Victimes d'une épidémie les dauphins s'échouent sur la côte

 Hier, à La Seyne, les badauds se sont succédé sur le port, attirés par la présence d'un dauphin égaré. Comme nombre de ses congénères, l'animal, malade, est condamné.  :  Laurent Martinat Hier, à La Seyne, les badauds se sont succédé sur le port, attirés par la présence d'un dauphin égaré. Comme nombre de ses congénères, l'animal, malade, est condamné. : Laurent Martinat

Le jeune dauphin qui erre depuis hier dans le port de La Seyne est mourant, victime de l'épidémie de morbillivirus qui frappe actuellement les dauphins bleus et blancs. Le diagnostic, posé par le Dr Franck Dupraz, vétérinaire membre du « réseau échouage », est sans appel.

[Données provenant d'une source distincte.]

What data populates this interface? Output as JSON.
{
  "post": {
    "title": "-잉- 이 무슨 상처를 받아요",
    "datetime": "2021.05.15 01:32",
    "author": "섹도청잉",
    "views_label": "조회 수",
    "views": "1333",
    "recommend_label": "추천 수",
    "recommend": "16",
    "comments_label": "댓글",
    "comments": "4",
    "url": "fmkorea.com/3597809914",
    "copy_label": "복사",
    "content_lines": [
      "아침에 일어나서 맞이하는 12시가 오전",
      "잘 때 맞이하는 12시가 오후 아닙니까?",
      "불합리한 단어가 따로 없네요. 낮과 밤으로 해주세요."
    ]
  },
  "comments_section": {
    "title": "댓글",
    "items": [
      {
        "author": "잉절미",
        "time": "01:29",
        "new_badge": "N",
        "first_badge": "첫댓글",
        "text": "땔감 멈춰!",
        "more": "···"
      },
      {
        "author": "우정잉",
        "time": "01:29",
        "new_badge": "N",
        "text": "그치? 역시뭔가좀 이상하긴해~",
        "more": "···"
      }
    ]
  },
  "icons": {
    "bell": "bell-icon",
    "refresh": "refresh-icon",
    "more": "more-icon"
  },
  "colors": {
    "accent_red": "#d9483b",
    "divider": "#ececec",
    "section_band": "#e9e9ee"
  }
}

« Depuis le début de la semaine, c'est le cinquième animal qu'on nous signale sur les côtes françaises. Il y a en a eu un à Cannes, un à Giens, un à Bandol et un autre à Port-de-Bouc. Les autopsies ont confirmé qu'il s'agit de ce virus. Quand ils arrivent près de la côte, ils sont en phase terminale, on ne peut vraiment rien faire », poursuit le vétérinaire.

Soixante-quatre morts depuis juillet dernier

Depuis le début de cette épidémie, à la mi-juillet dernier, le « réseau échouage » a déjà recensé soixante-quatre dauphins bleus et blancs morts sur le littoral français méditerranéen.

La maladie, qui frappe périodiquement cette espèce, avait fait des ravages en 1990-1991, tuant 148 dauphins près des côtes méditerranéennes françaises, entre septembre 1990 et février 1991. « Habituellement, nous enregistrons une cinquantaine d'échouages par an, toutes espèces de dauphins confondues, dont 90 % de dauphins bleus et blancs », précise le responsable du réseau échouage, le Dr Franck Dhernain.

En attendant, toute la journée d'hier, la présence de l'animal, un jeune d'environ un mètre dix, très amaigri, a réjoui les badauds ignorant son triste sort, venus en nombre tenter d'apercevoir le gentil dauphin. Certains ont tenté de s'en approcher. L'hiver, heureusement, a refroidi les ardeurs et il n'a pas eu à subir le bain de foule imposé l'été dernier au baleineau échoué sur une plage à Fréjus.

D'autres ont voulu à tout prix tenter quelque chose pour le sauver, et ont assailli toute la journée le standard des sapeurs-pompiers.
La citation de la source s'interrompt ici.